W ciągu dwóch lat od aneksji półwyspu, UE oraz Stany Zjednoczone wielokrotnie upominały się o wyjaśnienie sytuacji oraz nakładały na Moskwę kolejne sankcje gospodarcze.
Wbrew naciskom ze strony społeczności międzynarodowej, dzisiaj Rosja świętuje dwulecie przyjęcie Krymu do swojego terytorium.

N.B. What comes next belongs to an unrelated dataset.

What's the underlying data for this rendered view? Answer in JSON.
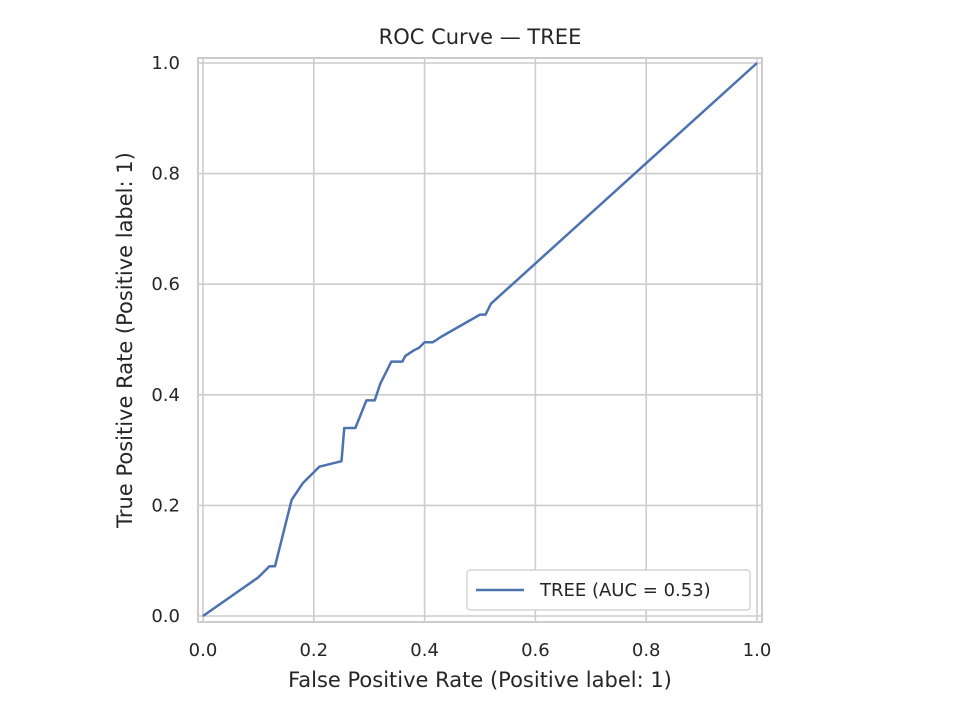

Z wizytą na Krymie pojawił się m.in. prezydent Rosji Władimir Putin, który osobiście będzie nadzorował postępy budowy mostu przez Cieśninę Kerczeńską. Putin spotka się także z lokalnymi władzami.
Czytaj więcej:
Ukraina chce odszkodowania od Rosji. "Bilion dolarów za Krym i Donbas"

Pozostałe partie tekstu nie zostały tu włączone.